I worked a lot of different jobs before I became a full-time creative entrepreneur. I worked in marketing, did temp jobs, and even worked part-time while starting up my freelance writing business. So I completely understand the question that so many artists and writers ask me, which is, “Should you take a side gig while you’re building your business?”
My answer might surprise you.
I think many people believe that if you take a side gig while also working as a creative entrepreneur that you’ve failed. I hear this from others giving advice, and my feeling is just totally different on this.
I think if you are going to be a creative entrepreneur (or a small business owner in any field) that you have to be realistic. YES, you are trying to build a business, and YES you will put all you can into that business. You will do absolutely everything to make it work.
But, there are times when you need to take a side gig. Maybe just for a bit. There are times when you need to bring in income for your family. A side gig might be for a while to get your through a certain period or it could be something you decide to keep. I personally DO NOT feel that you have failed if you take a side gig. I feel that if you need to do this to bring in money while you are continuing to build your business, then you are doing what you need to do to continue the dream.
Don’t Let Other People Define You or Your Business
I know, you’ve heard tons of advice on this subject. You should listen to all the advice people give and then make the decision that is right for YOU. In the end, you are the one who will define what is right for you.
Is working 100 hours a week a good thing for you? It might be. Maybe you need to. Maybe you love it. Maybe this is what is required for you to grow your business and improve.
Maybe working nights and weekends on your business is what really is going to make it happen for you. Maybe you need to go at a different pace.
Figure out what will work for you personally, for your family, for your own life. You’re the one that gets to make the definition on what’s right.

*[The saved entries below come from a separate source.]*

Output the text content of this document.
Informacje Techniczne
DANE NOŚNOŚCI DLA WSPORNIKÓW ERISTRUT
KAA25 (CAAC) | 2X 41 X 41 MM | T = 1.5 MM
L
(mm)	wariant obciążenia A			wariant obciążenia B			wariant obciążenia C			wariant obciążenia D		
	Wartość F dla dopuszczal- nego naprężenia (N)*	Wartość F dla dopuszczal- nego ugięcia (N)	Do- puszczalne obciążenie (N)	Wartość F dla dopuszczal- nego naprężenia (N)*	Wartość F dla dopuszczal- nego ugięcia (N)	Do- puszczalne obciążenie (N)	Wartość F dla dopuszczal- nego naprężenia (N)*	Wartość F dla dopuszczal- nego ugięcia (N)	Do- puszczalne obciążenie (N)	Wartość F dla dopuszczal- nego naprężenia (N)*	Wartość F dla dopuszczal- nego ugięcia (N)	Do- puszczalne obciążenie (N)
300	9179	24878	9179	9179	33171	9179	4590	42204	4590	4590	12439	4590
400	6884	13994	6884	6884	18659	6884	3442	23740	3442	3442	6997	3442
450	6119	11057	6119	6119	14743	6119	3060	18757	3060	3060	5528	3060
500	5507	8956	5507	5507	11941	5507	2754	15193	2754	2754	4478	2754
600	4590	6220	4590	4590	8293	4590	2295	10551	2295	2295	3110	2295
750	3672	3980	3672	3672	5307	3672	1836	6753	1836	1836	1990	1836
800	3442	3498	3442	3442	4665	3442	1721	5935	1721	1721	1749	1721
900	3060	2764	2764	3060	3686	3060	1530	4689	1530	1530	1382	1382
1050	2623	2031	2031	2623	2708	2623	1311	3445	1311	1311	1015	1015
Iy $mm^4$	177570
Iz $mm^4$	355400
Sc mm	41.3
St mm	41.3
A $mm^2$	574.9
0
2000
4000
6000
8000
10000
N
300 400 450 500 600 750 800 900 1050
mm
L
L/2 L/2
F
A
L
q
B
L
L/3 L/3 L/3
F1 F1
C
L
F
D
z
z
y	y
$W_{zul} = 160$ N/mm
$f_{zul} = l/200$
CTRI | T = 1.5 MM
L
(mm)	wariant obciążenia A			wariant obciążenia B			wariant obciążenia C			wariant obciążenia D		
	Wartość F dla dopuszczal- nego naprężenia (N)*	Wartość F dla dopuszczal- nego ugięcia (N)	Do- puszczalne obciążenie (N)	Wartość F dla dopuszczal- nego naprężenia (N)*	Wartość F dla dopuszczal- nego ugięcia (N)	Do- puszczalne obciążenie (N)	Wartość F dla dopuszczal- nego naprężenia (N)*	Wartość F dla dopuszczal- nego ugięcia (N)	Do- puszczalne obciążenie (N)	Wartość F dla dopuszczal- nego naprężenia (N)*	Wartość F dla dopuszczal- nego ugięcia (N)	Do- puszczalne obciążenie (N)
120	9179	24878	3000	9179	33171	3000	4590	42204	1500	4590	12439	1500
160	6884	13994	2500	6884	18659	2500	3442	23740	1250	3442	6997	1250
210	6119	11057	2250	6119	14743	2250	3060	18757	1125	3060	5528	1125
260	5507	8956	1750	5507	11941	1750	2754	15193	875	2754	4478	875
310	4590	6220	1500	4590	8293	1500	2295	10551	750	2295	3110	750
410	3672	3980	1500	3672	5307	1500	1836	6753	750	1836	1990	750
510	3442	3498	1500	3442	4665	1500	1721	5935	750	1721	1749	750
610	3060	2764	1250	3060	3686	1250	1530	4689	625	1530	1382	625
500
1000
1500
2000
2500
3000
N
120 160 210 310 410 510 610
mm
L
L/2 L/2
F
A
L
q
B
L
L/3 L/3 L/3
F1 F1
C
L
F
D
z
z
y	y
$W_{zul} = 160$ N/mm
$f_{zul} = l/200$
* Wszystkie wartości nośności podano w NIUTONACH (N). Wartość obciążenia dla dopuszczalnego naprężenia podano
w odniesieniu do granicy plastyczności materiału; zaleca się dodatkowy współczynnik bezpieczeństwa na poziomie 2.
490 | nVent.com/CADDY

Side Gigs Can Take the Pressure Off
When I started as a freelance writer, I had a couple side gigs. I sold used books, I worked as a part-time marketing consultant (which was kind of a bridge between my old professional life and the new life I was creating), and I even worked part-time in marketing. I don’t regret doing that. I did these things for about a year or year and a half or so. I remember that I would come home from my gig and then work on my business.
I liked getting the regular paycheck and didn’t feel that the side gig took too much away from building my business. In fact, I got to choose freelance work that was better suited for me. I built a niche that was good for me personally.
It’s Not All Or Nothing
I really hate this “it’s all or nothing” mentality that some creative people spout. The creative life is not all or nothing. You might have a creative passion that is not as lucrative as someone else. Take my love of poetry, for instance. Poetry is not in and of itself a big money maker. It is, however, a huge part of my life. I don’t want to give it up, and if I had to take a side gig in order to still write and publish it, I would. I wouldn’t think of myself as any less of a poet because I needed to get a job in order to help support my family.
Artists and poets and writers (and yes, famous ones) all had to work either before or during their creative output because that is simply life. And yet, we still think of them by their creative contribution to this world, not by their side gigs.
Redefine What the Side Gig Means for You
Look, if you work for someone else, I want you to give them your very best effect. Never be that type of person who isn’t a good employee because you are too busy thinking about the creative business you hope to start.
At the same time, however, you can redefine the side gig. That gig is a blessing to you, it pays your bills, you love it for what it adds to your life, but you are a creative person doing this gig in order to live your dream. Don’t treat your treat your side gig as something you “have” to do in order to be creative. Treat it as what you get to do, the thing that allows you to also have a creative business of some type. Sure, you might want to do the creative thing full-time, but until then, honor the side gig because it will help get you there.